Depois de mil anos, o Garanhão de Pelotas se encantou pelos olhos de uma gata de cabelos pardos, uma gata leo/parda, para ser bem franco. Uma tigresa, com certeza. E nessa fase de amor, sempre que se encontravam tinham mil histórias, claro, para contar.
Entre eles, o passado relutava em manter sua verdadeira identidade, estava sempre presente. E, não raro, o melhor das recordações que repartiam, é que elas nem eram assim tão verdadeiras. Alguns sonhos, assim como alguns filmes, haviam mudado de enredo.
Muitas coisas que repassavam e até muitos lugares que revisitavam, tinham mudado de cor, de tamanho, de estilo, de clima; em alguns bares, até de dono.
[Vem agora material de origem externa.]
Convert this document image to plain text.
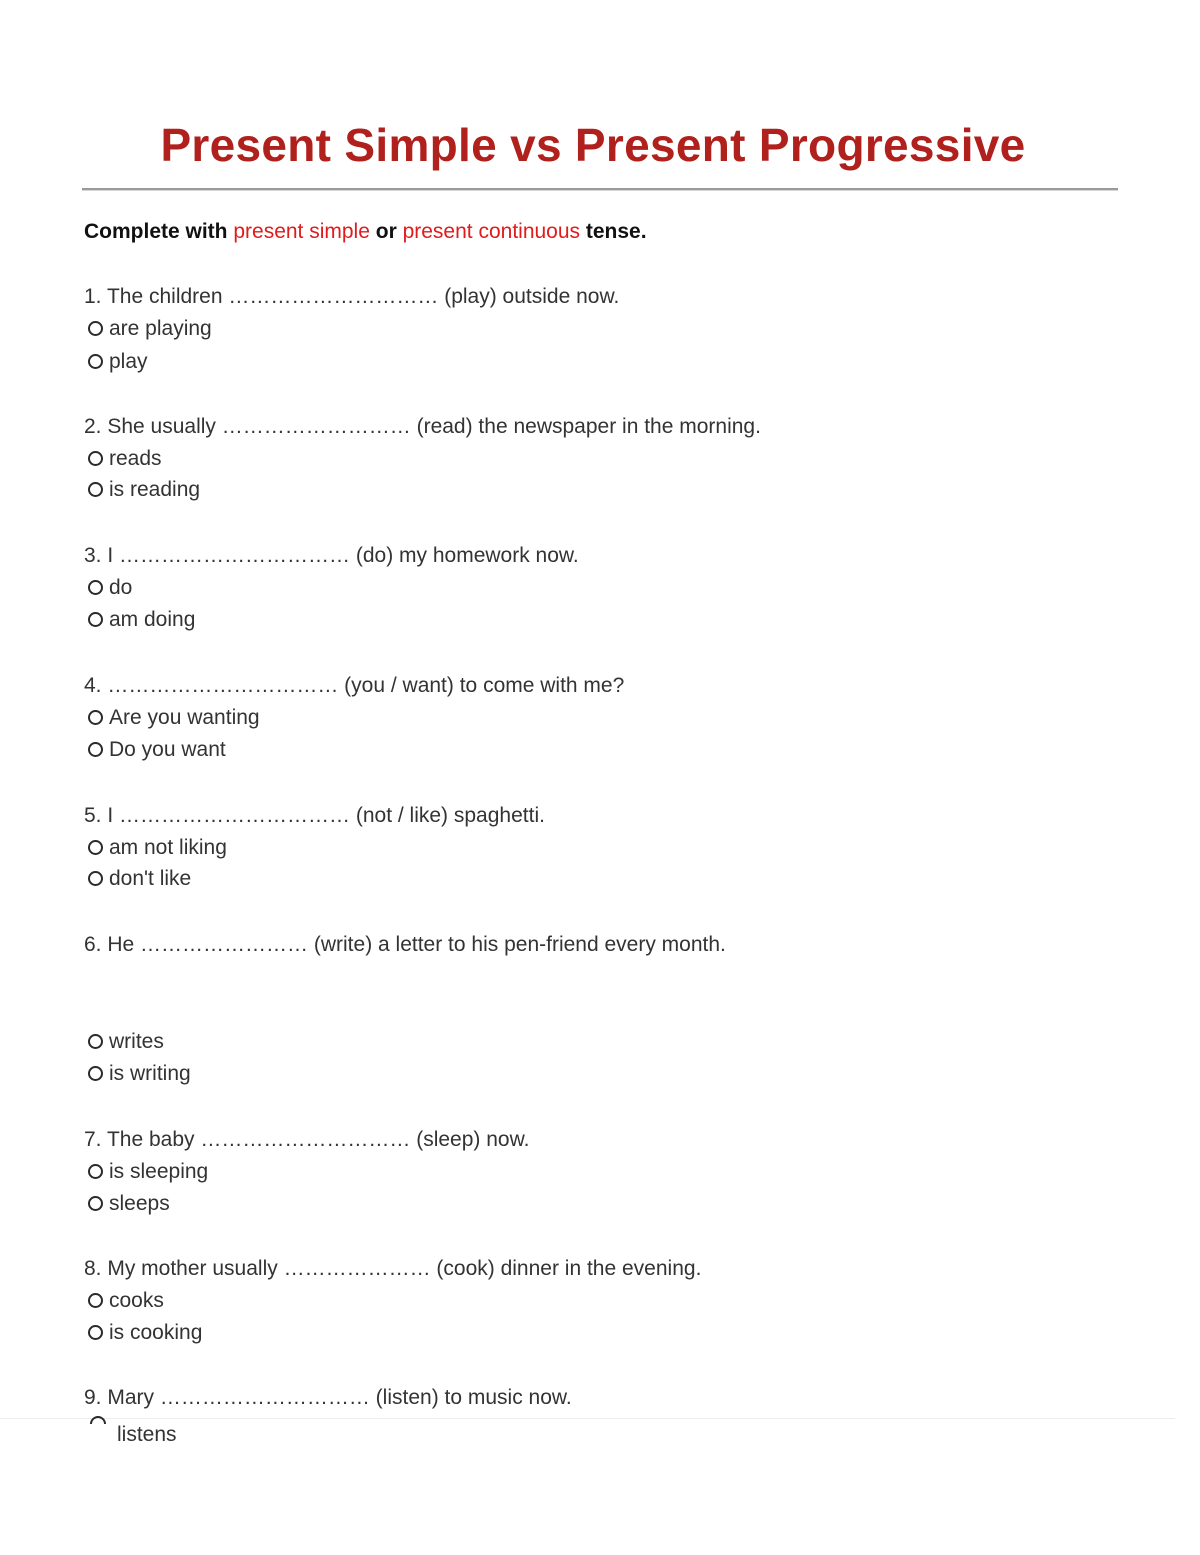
Present Simple vs Present Progressive
Complete with present simple or present continuous tense.
1. The children ………………………… (play) outside now.
are playing
play
2. She usually ……………………… (read) the newspaper in the morning.
reads
is reading
3. I …………………………… (do) my homework now.
do
am doing
4. …………………………… (you / want) to come with me?
Are you wanting
Do you want
5. I …………………………… (not / like) spaghetti.
am not liking
don't like
6. He …………………… (write) a letter to his pen-friend every month.
writes
is writing
7. The baby ………………………… (sleep) now.
is sleeping
sleeps
8. My mother usually ………………… (cook) dinner in the evening.
cooks
is cooking
9. Mary ………………………… (listen) to music now.
listens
O próprio Conjunto Nacional já não era mais - apesar da revitalização - o maior shopping da América Latina.
Naquele início de noite, resolveram revisitar o velho e gostoso paraíso dos salsichões bávaros, o tedesco refúgio Fritzlang - numa das reentrâncias da Asa Sul que poderia ser chamada até de uma esquina de Brasília. Escolheram a mesa do canto lá do fundo, à beira do balcão que fazia fronteira com a boca da rua de movimento escasso.
Foram lá no velho Fritz rebuscar história, revirar passados, recapturar antigos bons momentos de vida que um e outro haviam desfrutado em outras queridas companhias. O passado não lhes despertava nenhum ciume. A não ser quando se transformava em presente. Quando o ontem vira hoje, ganha vida e mexe com a gente.
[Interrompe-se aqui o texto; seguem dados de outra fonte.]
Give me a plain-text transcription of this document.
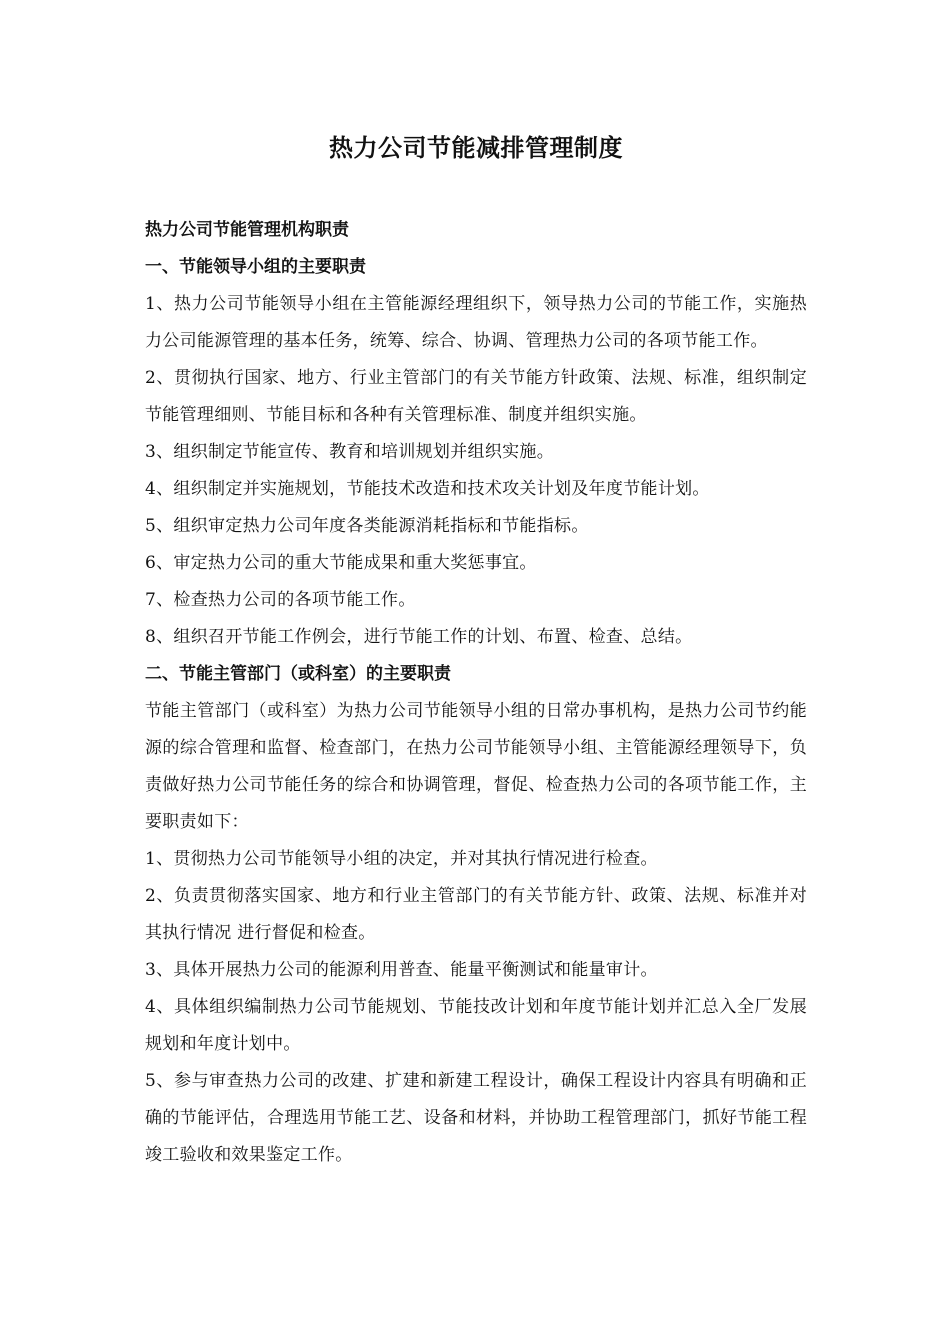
热力公司节能减排管理制度

热力公司节能管理机构职责

一、节能领导小组的主要职责

1、热力公司节能领导小组在主管能源经理组织下，领导热力公司的节能工作，实施热力公司能源管理的基本任务，统筹、综合、协调、管理热力公司的各项节能工作。

2、贯彻执行国家、地方、行业主管部门的有关节能方针政策、法规、标准，组织制定节能管理细则、节能目标和各种有关管理标准、制度并组织实施。

3、组织制定节能宣传、教育和培训规划并组织实施。

4、组织制定并实施规划，节能技术改造和技术攻关计划及年度节能计划。

5、组织审定热力公司年度各类能源消耗指标和节能指标。

6、审定热力公司的重大节能成果和重大奖惩事宜。

7、检查热力公司的各项节能工作。

8、组织召开节能工作例会，进行节能工作的计划、布置、检查、总结。

二、节能主管部门（或科室）的主要职责

节能主管部门（或科室）为热力公司节能领导小组的日常办事机构，是热力公司节约能源的综合管理和监督、检查部门，在热力公司节能领导小组、主管能源经理领导下，负责做好热力公司节能任务的综合和协调管理，督促、检查热力公司的各项节能工作，主要职责如下：

1、贯彻热力公司节能领导小组的决定，并对其执行情况进行检查。

2、负责贯彻落实国家、地方和行业主管部门的有关节能方针、政策、法规、标准并对其执行情况 进行督促和检查。

3、具体开展热力公司的能源利用普查、能量平衡测试和能量审计。

4、具体组织编制热力公司节能规划、节能技改计划和年度节能计划并汇总入全厂发展规划和年度计划中。

5、参与审查热力公司的改建、扩建和新建工程设计，确保工程设计内容具有明确和正确的节能评估，合理选用节能工艺、设备和材料，并协助工程管理部门，抓好节能工程竣工验收和效果鉴定工作。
Os primeiros passos no Fritzlang revelaram ao Garanhão e à Tigresa que o lugar já não era mais o mesmo: menos charme, menos gente, menos algaravia, mais restaurante do que um bar legítimo da Bavária... Os rostos já não eram mais os de ontem; o pessoal de hoje ali da casa, muito menos.
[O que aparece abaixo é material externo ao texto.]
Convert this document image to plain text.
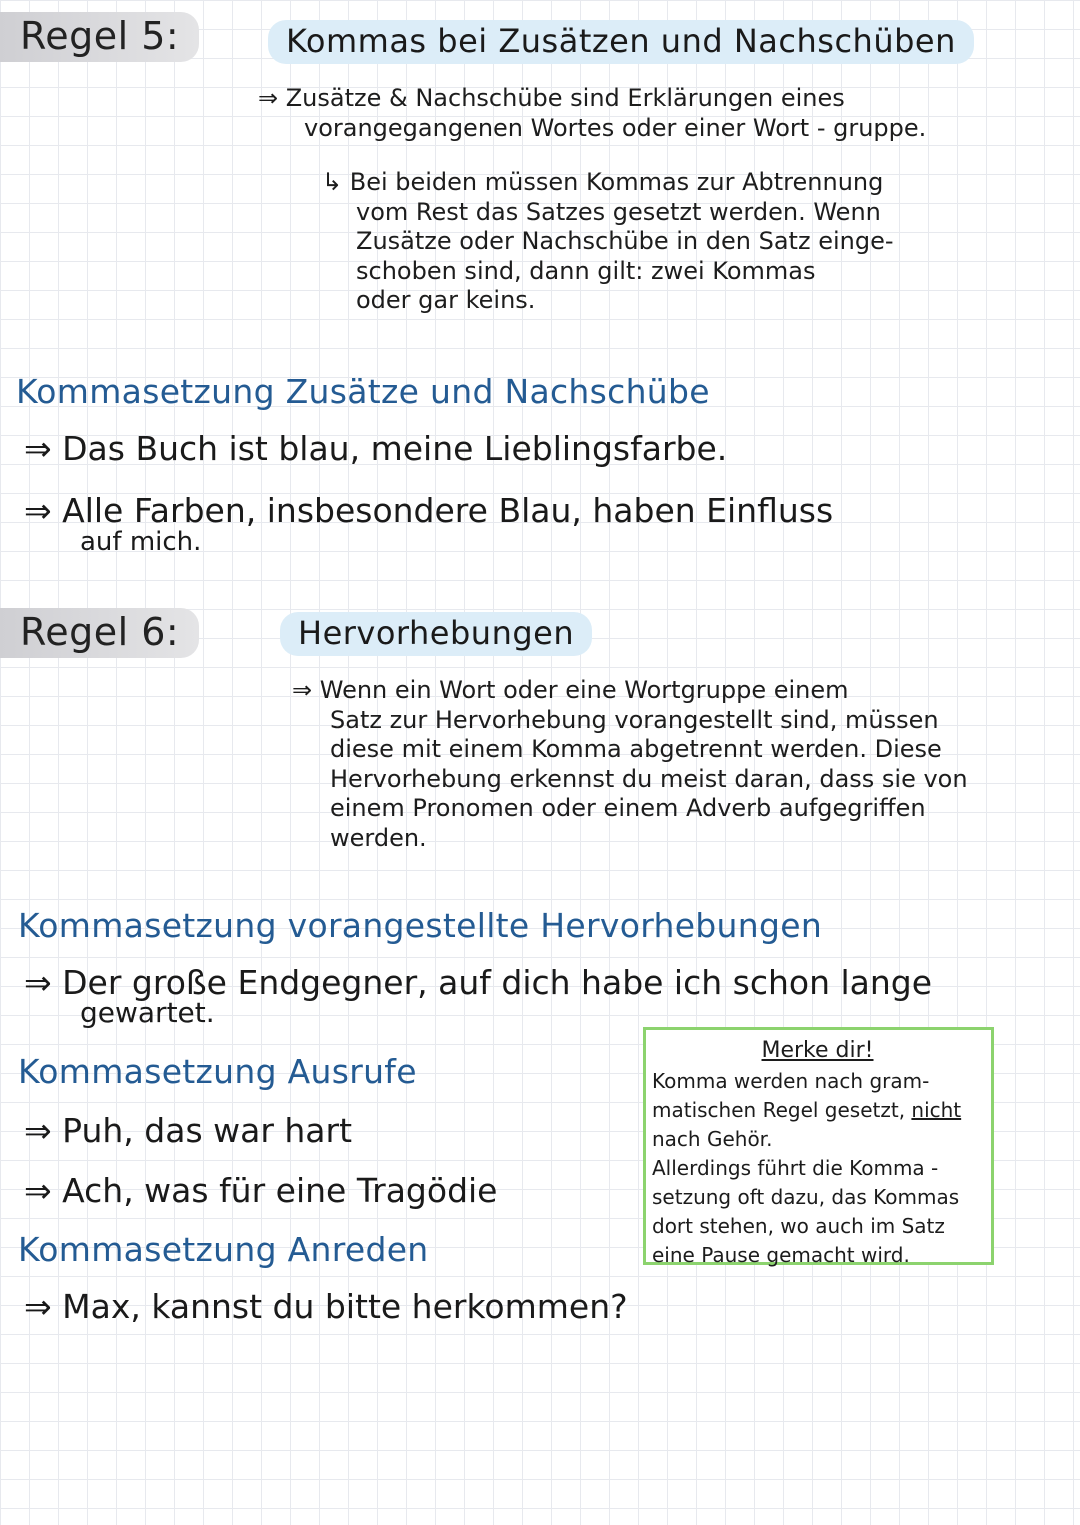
Regel 5:	Kommas bei Zusätzen und Nachschüben
⇒ Zusätze & Nachschübe sind Erklärungen eines
vorangegangenen Wortes oder einer Wort - gruppe.
↳ Bei beiden müssen Kommas zur Abtrennung
vom Rest das Satzes gesetzt werden. Wenn
Zusätze oder Nachschübe in den Satz einge-
schoben sind, dann gilt: zwei Kommas
oder gar keins.
Kommasetzung Zusätze und Nachschübe
⇒ Das Buch ist blau, meine Lieblingsfarbe.
⇒ Alle Farben, insbesondere Blau, haben Einfluss
auf mich.
Regel 6:	Hervorhebungen
⇒ Wenn ein Wort oder eine Wortgruppe einem
Satz zur Hervorhebung vorangestellt sind, müssen
diese mit einem Komma abgetrennt werden. Diese
Hervorhebung erkennst du meist daran, dass sie von
einem Pronomen oder einem Adverb aufgegriffen
werden.
Kommasetzung vorangestellte Hervorhebungen
⇒ Der große Endgegner, auf dich habe ich schon lange
gewartet.
Kommasetzung Ausrufe
⇒ Puh, das war hart
⇒ Ach, was für eine Tragödie
Kommasetzung Anreden
⇒ Max, kannst du bitte herkommen?
Merke dir!
Komma werden nach gram-
matischen Regel gesetzt, nicht
nach Gehör.
Allerdings führt die Komma -
setzung oft dazu, das Kommas
dort stehen, wo auch im Satz
eine Pause gemacht wird.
Acomodaram-se. Veio o garçom. E foi. A entrada foi de beringelas recheadas de tomates desidratados. Um uísque com três pedras de gelo em uma dose chorada acima do nível do lago Paranoá para ele; um xarope light com o sigilo da Coca, para ela.
Antes que o garçom partisse, em busca dos filés de frango com salada à moda germânico-pioneira social, o Garanhão de Pelotas - meio em desencanto - provocou, sarcástico, o serviçal:
- Agora vamos querer refrigerante. Duas Cocas, com gelo e limão. Mas... Copo limpo, viu?
Pouco depois, o garçom chegava com o pedido: os frangos à milanesa, a salada e dois copos. Com a mesma gentil e estudada indiferença profissional que mantém os garçons à recomendável distância da clientela, ele quis saber:
- Foi o senhor, ou a senhora... Qual dos dois pediu copo limpo?
E sentindo-se vingado, afastou-se com um sorriso de hipocrisia na cara. O Garanhão e seu bem-querer tiveram ali mesmo, naquele momento, a certeza de que nem sempre o passado é teimoso quanto a sua essência e não consegue estar presente. O Fritzlang de hoje não é nem sombra do Fritz de ontem.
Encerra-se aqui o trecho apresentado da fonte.